Long Island Railroad (LIRR) contracted with general contractor Rukh Enterprises, Inc. to complete a railroad bridge lead paint removal and repainting project on Metropolitan Transit Authority property. Rukh hired subcontractor, East Coast Painting & Maintenance to complete certain lead-related work on the project.
An employee of East Coast suffered an injury while working on the project. The employee sued LIRR and Rukh. A settlement in the underlying case was reached, implicating three of four policies – Admiral (primary for LIRR), Arch (CGL for Rukh), and Harleysville (primary for East Coast). Century Surety (excess liability for Rukh) did not contribute to the settlement and disclaimed all coverage.

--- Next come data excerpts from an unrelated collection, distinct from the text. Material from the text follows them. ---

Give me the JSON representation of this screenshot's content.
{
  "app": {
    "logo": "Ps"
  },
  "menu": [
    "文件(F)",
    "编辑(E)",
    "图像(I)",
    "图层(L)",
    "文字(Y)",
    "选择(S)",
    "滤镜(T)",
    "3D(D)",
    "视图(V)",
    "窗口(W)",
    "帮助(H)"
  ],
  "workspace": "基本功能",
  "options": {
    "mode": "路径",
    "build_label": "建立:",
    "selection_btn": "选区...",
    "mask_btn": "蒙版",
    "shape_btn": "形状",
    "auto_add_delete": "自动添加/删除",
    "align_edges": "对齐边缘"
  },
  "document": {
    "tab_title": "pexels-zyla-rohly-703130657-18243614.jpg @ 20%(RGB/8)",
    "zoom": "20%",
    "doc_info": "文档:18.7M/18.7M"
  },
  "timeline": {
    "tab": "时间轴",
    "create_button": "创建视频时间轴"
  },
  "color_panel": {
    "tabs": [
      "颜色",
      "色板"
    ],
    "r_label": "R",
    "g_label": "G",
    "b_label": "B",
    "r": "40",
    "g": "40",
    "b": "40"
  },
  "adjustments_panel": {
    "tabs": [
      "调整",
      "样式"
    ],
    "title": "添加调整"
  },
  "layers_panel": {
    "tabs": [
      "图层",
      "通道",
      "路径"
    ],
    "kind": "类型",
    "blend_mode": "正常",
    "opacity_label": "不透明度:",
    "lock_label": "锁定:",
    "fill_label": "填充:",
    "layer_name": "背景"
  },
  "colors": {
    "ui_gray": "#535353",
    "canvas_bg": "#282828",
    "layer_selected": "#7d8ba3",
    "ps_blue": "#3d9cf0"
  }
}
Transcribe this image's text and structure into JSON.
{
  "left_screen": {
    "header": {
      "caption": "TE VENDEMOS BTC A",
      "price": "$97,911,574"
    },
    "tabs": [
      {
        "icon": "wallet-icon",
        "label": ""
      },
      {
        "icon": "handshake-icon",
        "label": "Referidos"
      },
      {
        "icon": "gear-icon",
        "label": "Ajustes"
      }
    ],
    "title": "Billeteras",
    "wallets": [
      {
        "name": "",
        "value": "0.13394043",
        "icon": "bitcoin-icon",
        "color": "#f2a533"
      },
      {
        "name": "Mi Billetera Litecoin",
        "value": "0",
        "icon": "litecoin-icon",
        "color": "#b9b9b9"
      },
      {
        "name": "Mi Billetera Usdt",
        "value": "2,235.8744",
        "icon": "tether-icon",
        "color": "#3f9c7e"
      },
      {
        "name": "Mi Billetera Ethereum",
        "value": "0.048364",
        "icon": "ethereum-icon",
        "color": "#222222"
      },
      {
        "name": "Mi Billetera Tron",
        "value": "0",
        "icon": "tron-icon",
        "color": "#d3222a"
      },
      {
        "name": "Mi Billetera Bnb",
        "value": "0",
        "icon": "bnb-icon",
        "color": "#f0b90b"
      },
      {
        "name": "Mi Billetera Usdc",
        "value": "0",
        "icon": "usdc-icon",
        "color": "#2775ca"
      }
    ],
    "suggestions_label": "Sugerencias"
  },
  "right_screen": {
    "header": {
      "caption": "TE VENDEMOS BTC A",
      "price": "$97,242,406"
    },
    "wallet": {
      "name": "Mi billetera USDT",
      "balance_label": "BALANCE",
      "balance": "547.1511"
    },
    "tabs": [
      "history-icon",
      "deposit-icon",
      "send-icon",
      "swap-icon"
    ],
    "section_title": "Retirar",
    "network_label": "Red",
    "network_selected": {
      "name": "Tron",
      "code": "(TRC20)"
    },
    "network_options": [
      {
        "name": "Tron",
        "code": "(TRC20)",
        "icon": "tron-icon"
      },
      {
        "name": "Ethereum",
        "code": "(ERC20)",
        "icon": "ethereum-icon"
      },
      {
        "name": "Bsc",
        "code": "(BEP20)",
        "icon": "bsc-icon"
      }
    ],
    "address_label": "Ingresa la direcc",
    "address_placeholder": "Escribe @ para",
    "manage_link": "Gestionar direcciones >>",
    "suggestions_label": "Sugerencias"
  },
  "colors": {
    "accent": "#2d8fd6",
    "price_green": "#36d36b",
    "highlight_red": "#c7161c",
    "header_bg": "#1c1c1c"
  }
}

Century Surety filed for declaratory judgment that it had no duty to defend or indemnify. The district granted Century Surety’s motion for summary judgment, concluding that based on the language contained on the “other insurance” provision in its policy, the policy was an excess policy that was not liable to tender payment until the other available policies, including the Admiral policy, had tendered payments pursuant to their policy limits.
On appeal, the other insurers argued that the indemnity agreement between Rukh and LIRR should control and Century Surety should tender payment and exhaust its policy limits ahead of Admiral. The appellate court agreed. The Second Circuit predicted that the New York Court of Appeals would find that an indemnity agreement in the underlying contract between the insureds governed over the terms of an insurance policy concerning priority of coverage.
Therefore, the judgment of the district court was reversed.